Since the dawn of the internet, virtual spaces in general have been anything but kid-friendly. After all, it’s estimated that 34 percent of internet users have experienced unwanted exposure to pornographic content through ads, pop-up ads, misdirected links, or emails.
Even though the VR industry is still in its early stages, it already has a huge issue with inappropriate content and even more inappropriate user behavior.
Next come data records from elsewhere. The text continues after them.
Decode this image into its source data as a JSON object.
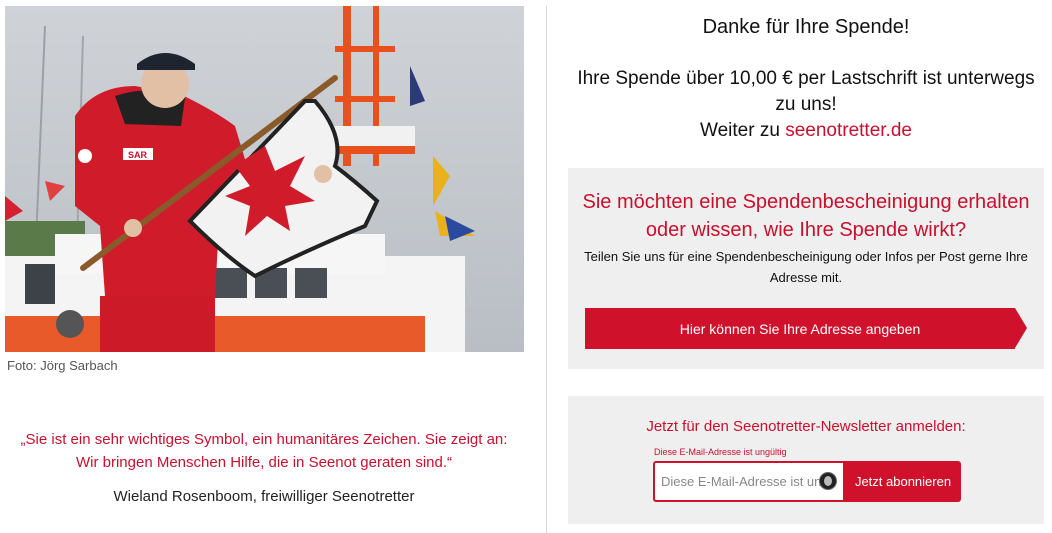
{
  "photo": {
    "caption": "Foto: Jörg Sarbach",
    "jacket_badge": "SAR"
  },
  "quote": {
    "text": "„Sie ist ein sehr wichtiges Symbol, ein humanitäres Zeichen. Sie zeigt an: Wir bringen Menschen Hilfe, die in Seenot geraten sind.“",
    "author": "Wieland Rosenboom, freiwilliger Seenotretter"
  },
  "thanks": {
    "title": "Danke für Ihre Spende!",
    "line1": "Ihre Spende über 10,00 € per Lastschrift ist unterwegs zu uns!",
    "line2_prefix": "Weiter zu ",
    "link": "seenotretter.de"
  },
  "certificate": {
    "title": "Sie möchten eine Spendenbescheinigung erhalten oder wissen, wie Ihre Spende wirkt?",
    "text": "Teilen Sie uns für eine Spendenbescheinigung oder Infos per Post gerne Ihre Adresse mit.",
    "button": "Hier können Sie Ihre Adresse angeben"
  },
  "newsletter": {
    "title": "Jetzt für den Seenotretter-Newsletter anmelden:",
    "error": "Diese E-Mail-Adresse ist ungültig",
    "placeholder": "Diese E-Mail-Adresse ist ungültig",
    "button": "Jetzt abonnieren"
  },
  "colors": {
    "accent": "#c8102e",
    "button": "#d0112b",
    "box_bg": "#efefef"
  }
}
For example, a recent investigation of VRChat, a popular online virtual world platform, has revealed that rampant child grooming and other safety issues are taking place in virtual spaces frequented by minors.
To tackle this growing issue early on, Meta has recently introduced VR parental supervision tools on Quest, including a Parent Dashboard accessible from the Oculus mobile app.
From the dashboard, parents will be able to approve their child’s download or purchase, block specific apps, view all installed apps, receive purchase notification alerts, analyze headset screen time, see who their child is friends with, block Link and Air Link, and more.
The Parent Dashboard will become available in May 2022. When it does, Meta will start automatically blocking teens 13+ from downloading or purchasing apps rated age-inappropriate by the International Age Rating Coalition.
But before that happens, Meta will expand the functionality of the unlock pattern feature on Quest headsets by introducing the ability for people to use the unlock pattern to lock specific apps directly from VR, allowing parents to prevent their kids from accessing games and experiences they feel aren’t age-appropriate.
To deliver the best suite of parental supervision tools possible, Meta is working with industry experts Larry Magid at Connect Safely, Dr. Michael Rich at Digital Wellness Lab, Janice Richardson at Insight SA, and Jutta Kroll at Stiftung Digitale Chancen.